The requirement of the protocol would be that a call to Symbol.onabort must return an object that minimally must expose a cancel() method that would unregister the handler from the signal.
AbortSignal could easily be adapted to support this:
class AbortSignal extends EventTarget {
// ...
[Symbol.onabort]() {
let callback;
const self = this;
const handler = {
cancel() {
self.removeEventListener('abort', callback);
};
};
callback = (event) => handler.onabort?.(event.reason);
this.addEventListener('abort', callback, { once: true });
return handler;
}
}
@jasnell There's no need to define a symbol-based protocol.

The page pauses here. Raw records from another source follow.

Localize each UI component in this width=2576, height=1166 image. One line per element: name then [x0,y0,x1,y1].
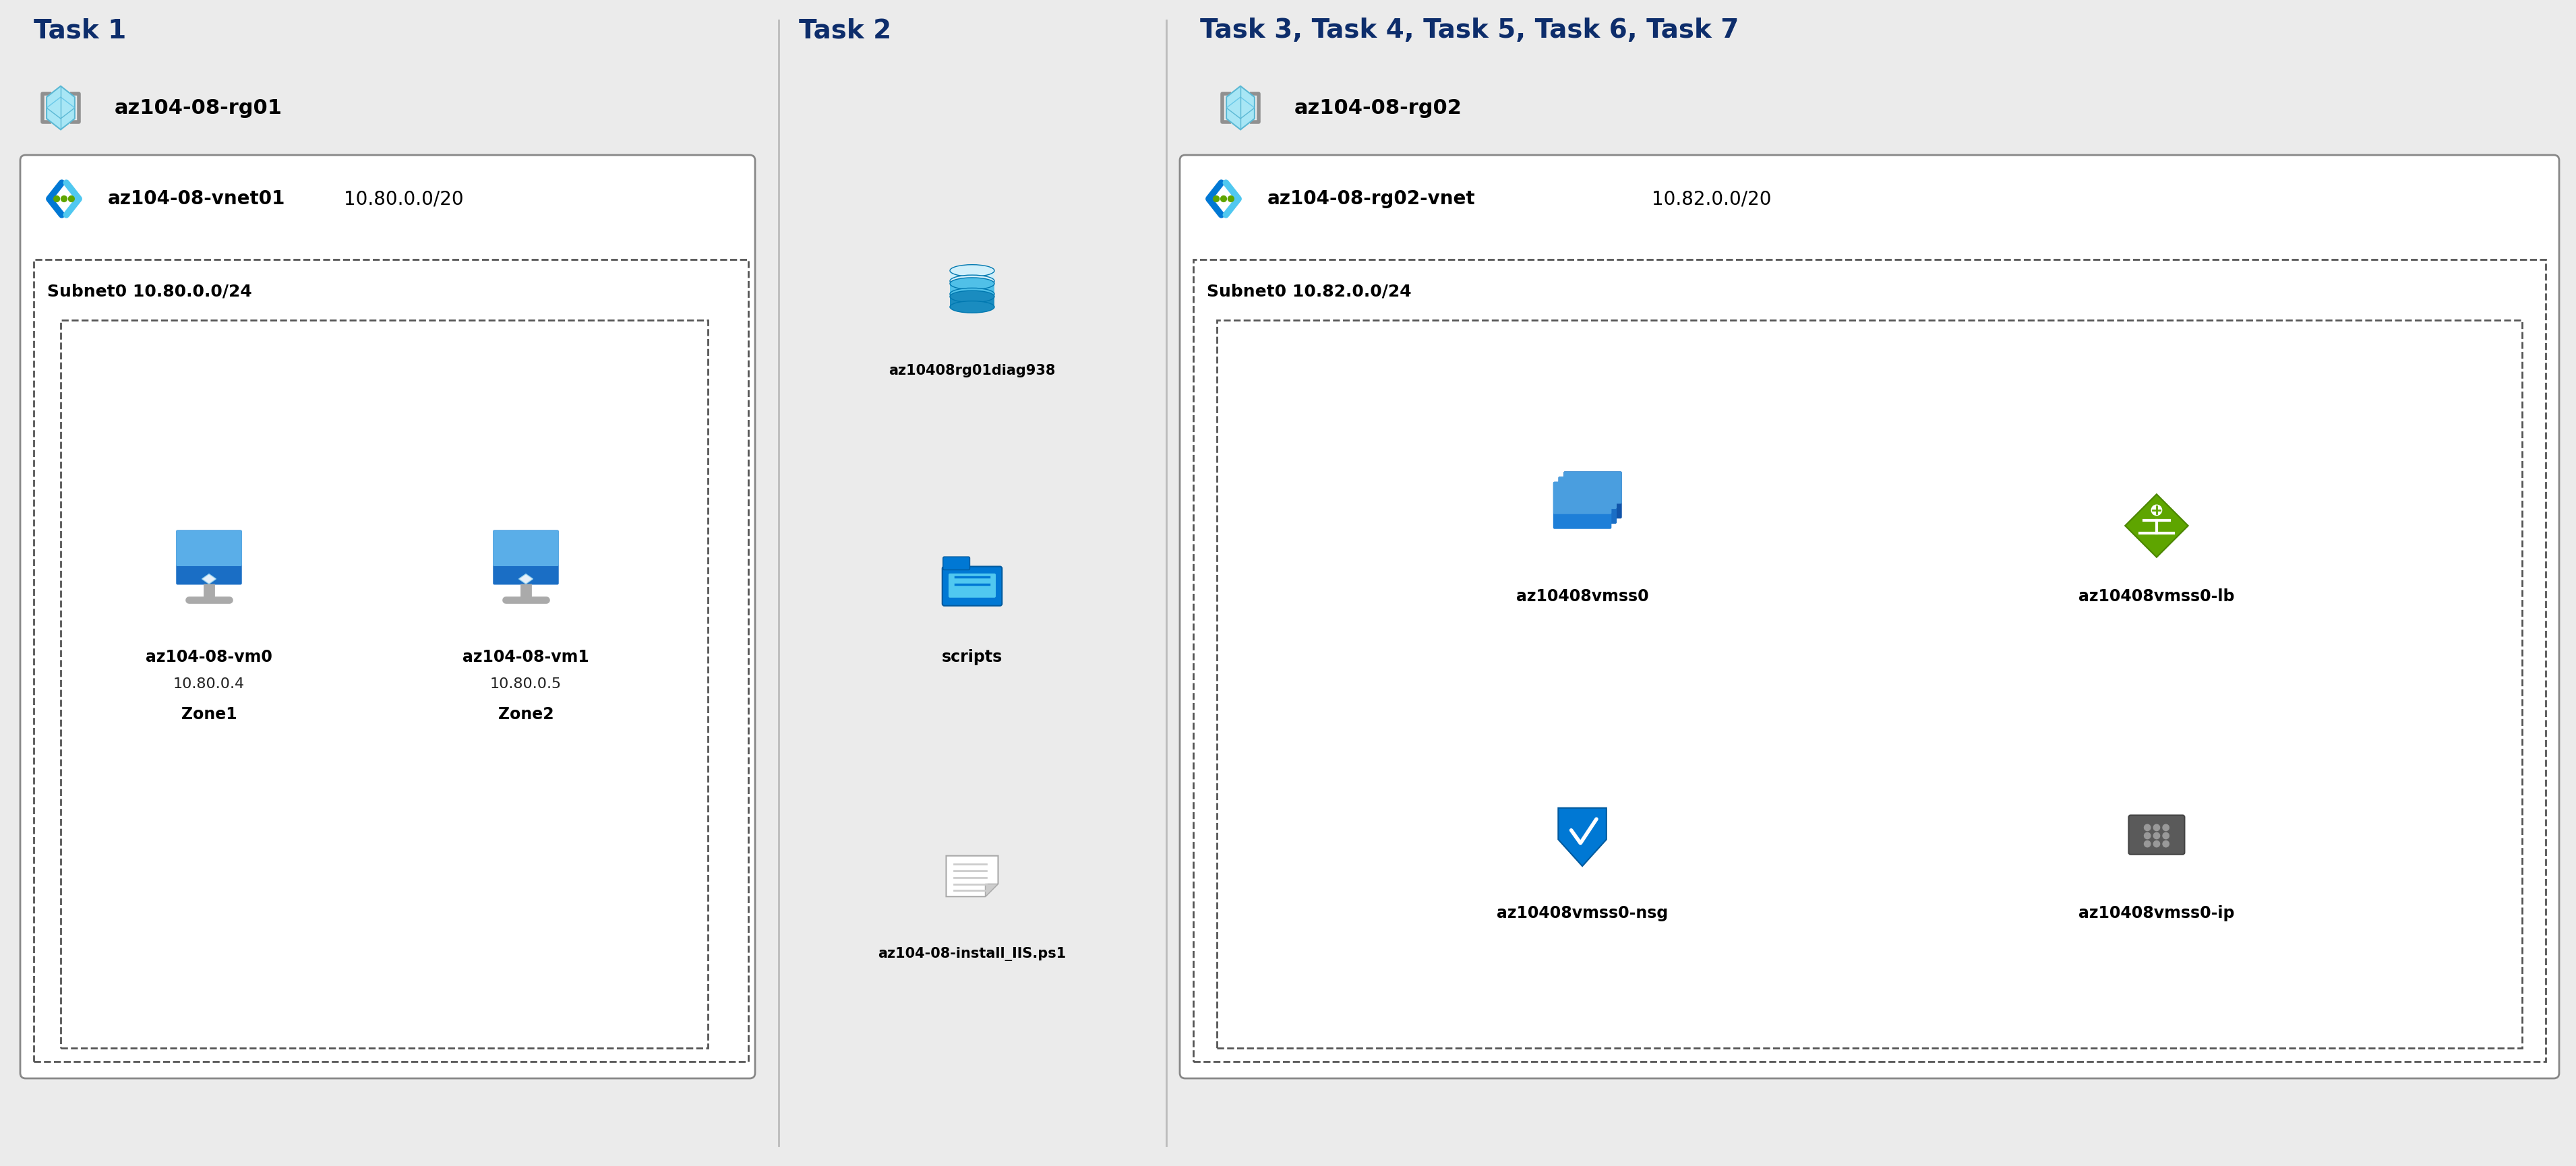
Ellipse shape [951,265,994,276]
Text: az10408vmss0: az10408vmss0 [1517,589,1649,604]
Circle shape [70,196,75,202]
Bar [33,260,747,1061]
Text: Subnet0 10.82.0.0/24: Subnet0 10.82.0.0/24 [1206,283,1412,300]
FancyBboxPatch shape [1553,482,1613,529]
Circle shape [2164,824,2169,830]
Ellipse shape [951,278,994,289]
Circle shape [1229,196,1234,202]
Bar [951,271,994,281]
Text: scripts: scripts [943,649,1002,666]
Text: 10.80.0.0/20: 10.80.0.0/20 [343,189,464,209]
Circle shape [2154,841,2159,847]
Circle shape [2143,833,2151,838]
FancyBboxPatch shape [2128,815,2184,855]
Polygon shape [2125,494,2187,557]
Text: 10.82.0.0/20: 10.82.0.0/20 [1651,189,1772,209]
Circle shape [1213,196,1218,202]
FancyBboxPatch shape [1564,471,1623,504]
Ellipse shape [951,301,994,312]
Text: Zone2: Zone2 [497,707,554,723]
Text: az10408vmss0-lb: az10408vmss0-lb [2079,589,2233,604]
Polygon shape [1226,86,1255,129]
FancyBboxPatch shape [1558,477,1618,524]
Text: Task 3, Task 4, Task 5, Task 6, Task 7: Task 3, Task 4, Task 5, Task 6, Task 7 [1200,17,1739,43]
Text: az104-08-rg02-vnet: az104-08-rg02-vnet [1267,189,1476,209]
FancyBboxPatch shape [1180,155,2558,1079]
Text: az104-08-rg02: az104-08-rg02 [1293,98,1463,118]
Circle shape [54,196,59,202]
Bar [1193,260,2545,1061]
Ellipse shape [951,288,994,300]
Polygon shape [1558,808,1607,866]
Ellipse shape [951,290,994,302]
Text: Zone1: Zone1 [180,707,237,723]
Polygon shape [945,856,997,897]
Text: az10408vmss0-ip: az10408vmss0-ip [2079,905,2233,921]
Text: az104-08-vnet01: az104-08-vnet01 [108,189,286,209]
Text: az104-08-vm0: az104-08-vm0 [147,649,273,666]
Text: 10.80.0.5: 10.80.0.5 [489,677,562,690]
Bar [62,321,708,1048]
Circle shape [62,196,67,202]
Circle shape [2143,824,2151,830]
FancyBboxPatch shape [943,557,969,570]
Text: Task 2: Task 2 [799,17,891,43]
Circle shape [2154,833,2159,838]
Ellipse shape [951,275,994,287]
Polygon shape [46,86,75,129]
FancyBboxPatch shape [492,531,559,584]
FancyBboxPatch shape [948,574,997,598]
FancyBboxPatch shape [1553,482,1613,514]
Text: az104-08-install_IIS.ps1: az104-08-install_IIS.ps1 [878,947,1066,961]
Circle shape [2164,833,2169,838]
Bar [1216,321,2522,1048]
Text: Subnet0 10.80.0.0/24: Subnet0 10.80.0.0/24 [46,283,252,300]
Text: az10408rg01diag938: az10408rg01diag938 [889,364,1056,378]
Text: az104-08-vm1: az104-08-vm1 [464,649,590,666]
FancyBboxPatch shape [1564,471,1623,519]
Polygon shape [201,574,216,584]
Circle shape [2164,841,2169,847]
FancyBboxPatch shape [175,531,242,584]
Bar [951,283,994,294]
FancyBboxPatch shape [21,155,755,1079]
Text: Task 1: Task 1 [33,17,126,43]
Polygon shape [984,884,997,897]
FancyBboxPatch shape [1558,477,1618,508]
Circle shape [1221,196,1226,202]
Circle shape [2143,841,2151,847]
Bar [951,296,994,307]
Circle shape [2154,824,2159,830]
Text: 10.80.0.4: 10.80.0.4 [173,677,245,690]
Text: az10408vmss0-nsg: az10408vmss0-nsg [1497,905,1669,921]
Circle shape [2151,505,2161,515]
FancyBboxPatch shape [943,567,1002,606]
Polygon shape [518,574,533,584]
Text: az104-08-rg01: az104-08-rg01 [113,98,283,118]
FancyBboxPatch shape [492,531,559,567]
FancyBboxPatch shape [175,531,242,567]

The protocol for consumers can literally be "call .addAbortCallback(yourCleanupFunction)". That requires no other changes from WHATWG.
(Though I agree that a removeAbortCallback(yourCleanupFunction), or similar mechanism, would also be nice.)

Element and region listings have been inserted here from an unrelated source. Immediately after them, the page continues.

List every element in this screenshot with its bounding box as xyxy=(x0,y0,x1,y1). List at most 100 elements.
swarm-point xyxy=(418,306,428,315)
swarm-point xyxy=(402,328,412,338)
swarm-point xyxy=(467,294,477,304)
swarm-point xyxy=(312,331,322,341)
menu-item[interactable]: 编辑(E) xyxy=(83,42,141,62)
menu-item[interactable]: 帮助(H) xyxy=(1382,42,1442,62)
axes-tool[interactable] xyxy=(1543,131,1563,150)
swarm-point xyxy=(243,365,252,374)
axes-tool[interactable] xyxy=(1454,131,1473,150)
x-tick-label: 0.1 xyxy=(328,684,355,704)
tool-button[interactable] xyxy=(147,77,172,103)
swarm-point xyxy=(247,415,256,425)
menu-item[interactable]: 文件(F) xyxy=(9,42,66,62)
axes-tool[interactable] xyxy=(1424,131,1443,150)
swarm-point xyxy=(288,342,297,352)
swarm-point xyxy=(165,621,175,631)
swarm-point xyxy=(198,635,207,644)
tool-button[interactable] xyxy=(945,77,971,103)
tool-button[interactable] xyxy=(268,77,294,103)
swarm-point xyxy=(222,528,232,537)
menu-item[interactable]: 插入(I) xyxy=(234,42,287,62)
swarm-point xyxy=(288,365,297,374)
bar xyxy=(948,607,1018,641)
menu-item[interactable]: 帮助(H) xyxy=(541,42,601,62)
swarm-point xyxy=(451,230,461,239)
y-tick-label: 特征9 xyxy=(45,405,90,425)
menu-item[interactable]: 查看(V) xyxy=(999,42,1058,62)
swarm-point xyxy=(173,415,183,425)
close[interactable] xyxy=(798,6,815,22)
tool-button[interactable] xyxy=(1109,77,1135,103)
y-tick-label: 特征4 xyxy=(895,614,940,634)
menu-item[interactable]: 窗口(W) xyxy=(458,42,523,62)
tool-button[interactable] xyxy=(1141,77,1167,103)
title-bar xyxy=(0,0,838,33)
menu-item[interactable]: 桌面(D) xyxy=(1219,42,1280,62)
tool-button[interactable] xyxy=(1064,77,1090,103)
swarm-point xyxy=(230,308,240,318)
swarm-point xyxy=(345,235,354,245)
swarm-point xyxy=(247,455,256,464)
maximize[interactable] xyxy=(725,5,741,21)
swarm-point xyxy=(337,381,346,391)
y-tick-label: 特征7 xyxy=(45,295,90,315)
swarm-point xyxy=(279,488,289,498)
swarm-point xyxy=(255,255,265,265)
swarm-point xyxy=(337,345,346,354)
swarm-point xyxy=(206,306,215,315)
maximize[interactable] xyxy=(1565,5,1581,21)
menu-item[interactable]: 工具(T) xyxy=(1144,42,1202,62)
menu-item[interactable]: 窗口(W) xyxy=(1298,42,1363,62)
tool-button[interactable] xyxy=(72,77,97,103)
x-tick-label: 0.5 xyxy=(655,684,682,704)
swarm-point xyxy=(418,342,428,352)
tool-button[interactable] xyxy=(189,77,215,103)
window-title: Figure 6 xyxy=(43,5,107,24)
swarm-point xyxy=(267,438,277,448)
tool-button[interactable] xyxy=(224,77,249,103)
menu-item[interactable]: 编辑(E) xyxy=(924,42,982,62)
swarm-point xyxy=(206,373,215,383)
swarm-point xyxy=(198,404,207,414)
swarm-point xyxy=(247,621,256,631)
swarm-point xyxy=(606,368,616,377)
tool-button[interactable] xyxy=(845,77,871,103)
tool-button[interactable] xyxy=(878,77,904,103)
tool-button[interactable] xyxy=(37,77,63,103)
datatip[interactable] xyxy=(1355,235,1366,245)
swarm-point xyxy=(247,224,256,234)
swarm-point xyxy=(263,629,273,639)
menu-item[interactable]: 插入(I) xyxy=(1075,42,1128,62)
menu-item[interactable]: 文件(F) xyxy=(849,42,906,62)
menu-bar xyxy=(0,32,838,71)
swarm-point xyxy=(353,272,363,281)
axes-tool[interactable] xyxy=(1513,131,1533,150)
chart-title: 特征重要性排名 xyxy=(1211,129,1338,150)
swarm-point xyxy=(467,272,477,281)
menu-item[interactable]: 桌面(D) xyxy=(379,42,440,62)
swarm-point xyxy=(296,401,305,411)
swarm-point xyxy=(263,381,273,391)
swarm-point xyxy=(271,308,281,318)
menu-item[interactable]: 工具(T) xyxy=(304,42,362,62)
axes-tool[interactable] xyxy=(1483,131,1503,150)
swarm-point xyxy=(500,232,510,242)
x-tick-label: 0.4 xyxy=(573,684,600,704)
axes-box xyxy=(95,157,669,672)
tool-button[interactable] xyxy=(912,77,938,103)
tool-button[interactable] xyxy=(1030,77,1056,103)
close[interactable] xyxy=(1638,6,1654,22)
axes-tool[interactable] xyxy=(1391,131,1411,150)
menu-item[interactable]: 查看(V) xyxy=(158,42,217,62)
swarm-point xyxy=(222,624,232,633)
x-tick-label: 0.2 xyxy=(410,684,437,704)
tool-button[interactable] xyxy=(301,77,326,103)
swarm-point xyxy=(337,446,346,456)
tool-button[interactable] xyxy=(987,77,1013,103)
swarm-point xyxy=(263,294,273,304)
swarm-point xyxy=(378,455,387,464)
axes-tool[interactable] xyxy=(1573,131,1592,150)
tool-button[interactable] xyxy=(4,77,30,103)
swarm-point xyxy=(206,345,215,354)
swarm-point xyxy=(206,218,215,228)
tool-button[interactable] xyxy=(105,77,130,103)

Edit: also, your implementation ends up still using the addEventListener; the primary purpose of this PR is to give us a path to avoid that machinery, because of the various problems with it.

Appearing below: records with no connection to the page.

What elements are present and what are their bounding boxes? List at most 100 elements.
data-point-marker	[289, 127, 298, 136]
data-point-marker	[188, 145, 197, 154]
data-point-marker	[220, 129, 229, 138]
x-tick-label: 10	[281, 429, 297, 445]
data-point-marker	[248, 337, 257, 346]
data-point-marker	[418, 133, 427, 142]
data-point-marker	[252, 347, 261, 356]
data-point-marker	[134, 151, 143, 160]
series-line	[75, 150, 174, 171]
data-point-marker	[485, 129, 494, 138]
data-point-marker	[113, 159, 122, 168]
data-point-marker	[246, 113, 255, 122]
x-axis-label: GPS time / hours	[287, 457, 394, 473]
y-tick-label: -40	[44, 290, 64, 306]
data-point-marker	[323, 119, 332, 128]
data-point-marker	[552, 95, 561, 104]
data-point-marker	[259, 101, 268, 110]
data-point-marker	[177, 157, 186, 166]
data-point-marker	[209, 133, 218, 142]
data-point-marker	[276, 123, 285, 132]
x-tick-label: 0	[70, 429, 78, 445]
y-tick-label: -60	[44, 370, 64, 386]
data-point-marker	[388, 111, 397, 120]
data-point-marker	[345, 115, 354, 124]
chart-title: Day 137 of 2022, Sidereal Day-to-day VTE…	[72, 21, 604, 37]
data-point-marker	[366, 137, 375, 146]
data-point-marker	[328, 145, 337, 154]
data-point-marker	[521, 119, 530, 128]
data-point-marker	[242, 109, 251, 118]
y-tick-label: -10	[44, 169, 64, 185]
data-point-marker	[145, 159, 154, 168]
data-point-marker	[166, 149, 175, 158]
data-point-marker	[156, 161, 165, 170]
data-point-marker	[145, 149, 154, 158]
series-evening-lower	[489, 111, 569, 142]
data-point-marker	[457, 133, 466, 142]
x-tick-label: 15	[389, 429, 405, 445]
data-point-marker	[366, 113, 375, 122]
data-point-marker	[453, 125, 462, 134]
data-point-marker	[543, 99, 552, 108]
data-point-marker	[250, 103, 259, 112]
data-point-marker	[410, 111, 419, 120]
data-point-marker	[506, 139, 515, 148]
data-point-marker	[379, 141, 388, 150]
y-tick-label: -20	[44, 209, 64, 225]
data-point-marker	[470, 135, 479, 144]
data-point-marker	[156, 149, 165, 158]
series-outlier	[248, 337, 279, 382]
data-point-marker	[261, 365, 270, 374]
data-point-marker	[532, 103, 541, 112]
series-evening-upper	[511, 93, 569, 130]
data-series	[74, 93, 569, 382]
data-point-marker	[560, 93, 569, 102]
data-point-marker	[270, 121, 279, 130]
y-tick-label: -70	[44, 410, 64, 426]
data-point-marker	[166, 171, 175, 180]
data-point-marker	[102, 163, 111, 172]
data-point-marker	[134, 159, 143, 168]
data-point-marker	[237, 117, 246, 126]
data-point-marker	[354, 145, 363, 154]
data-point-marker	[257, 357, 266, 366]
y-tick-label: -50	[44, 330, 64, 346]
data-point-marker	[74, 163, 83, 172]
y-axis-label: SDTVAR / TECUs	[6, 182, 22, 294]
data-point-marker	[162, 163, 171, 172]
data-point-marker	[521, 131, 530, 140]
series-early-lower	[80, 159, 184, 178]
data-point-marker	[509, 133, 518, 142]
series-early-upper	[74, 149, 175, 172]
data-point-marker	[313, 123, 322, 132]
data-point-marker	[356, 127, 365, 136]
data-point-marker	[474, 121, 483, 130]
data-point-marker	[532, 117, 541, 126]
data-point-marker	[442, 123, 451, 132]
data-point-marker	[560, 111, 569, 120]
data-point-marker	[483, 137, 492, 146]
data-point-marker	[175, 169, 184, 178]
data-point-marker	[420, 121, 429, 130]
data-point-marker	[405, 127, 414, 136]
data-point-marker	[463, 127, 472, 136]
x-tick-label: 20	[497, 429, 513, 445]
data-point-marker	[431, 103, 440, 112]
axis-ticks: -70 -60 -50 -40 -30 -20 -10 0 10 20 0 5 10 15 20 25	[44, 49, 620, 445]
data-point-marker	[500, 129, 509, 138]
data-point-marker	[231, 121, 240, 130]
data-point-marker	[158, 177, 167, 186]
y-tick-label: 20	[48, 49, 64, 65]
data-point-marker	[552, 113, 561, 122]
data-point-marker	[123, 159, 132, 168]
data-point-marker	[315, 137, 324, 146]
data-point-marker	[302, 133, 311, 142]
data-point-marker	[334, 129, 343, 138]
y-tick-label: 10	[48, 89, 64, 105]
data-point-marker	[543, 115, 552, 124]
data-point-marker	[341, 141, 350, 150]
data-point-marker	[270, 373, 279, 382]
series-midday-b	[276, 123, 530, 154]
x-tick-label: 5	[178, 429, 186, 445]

... also, your implementation ends up still using the addEventListener
Only within a hypothetical impl of the abort protocol in the existing AbortSignal machinery. That would not be an actual requirement tho. I showed that only for illustration.
I think the nice thing about protocol approach is that it would not require use of the AbortSignal class at all. From the languages point of view, an "abort signal" can be any object that happens to implement @@Symbol.onabort (or whatever we want to call it). Exactly how that is implemented is left entirely open.
Calling .addAbortCallback(yourCleanupFunction) works just as well as using a symbol; arbitrary objects can have a method named "addAbortCallback". There's no need to introduce a new symbol here.
The main reasons to use a symbol-based rather than string-based protocol are when this is a protocol that arbitrary objects might implement (like Iterator), or when you want to switch on the presence of the protocol (like Promise). Neither holds here.
Symbol vs Not-a-symbol isn't that important to me. I'm good with either. More focused on the overall pattern than the particular color of the bikeshed ;-)
So the only difference between what you're proposing and what's in this PR already is just that instead of the new method returning undefined it would return an object with a cancel method which removes the listener?
That and we'd be sure to define it (in the language) as a protocol that is not dependent specifically on using AbortSignal/AbortController. I want to make certain that it is allowable that !(signal instanceof AbortSignal but it would still work...
that is, I want us to say, "An abort signal is any object that implements [...] function" ... as opposed to "An abort signal is always an AbortSignal as defined by WHATWG"... hopefully that make sense.
Yes, the idea is that ECMAScript would literally use the new method added in this PR (i.e., it will just attempt to call addAbortCallback on whatever object is passed).
If ECMAScript was going to reach into the internals of AbortSignal there would be no need for the new method.
addAbortCallback returning a disposable (Symbol.dispose) sounds useful to me - or are there concerns about always allocating an object that might only sometimes be used?
or are there concerns about always allocating an object that might only sometimes be used?
It's pretty easy for an engine to know when this expression is in a position where the return value is not used.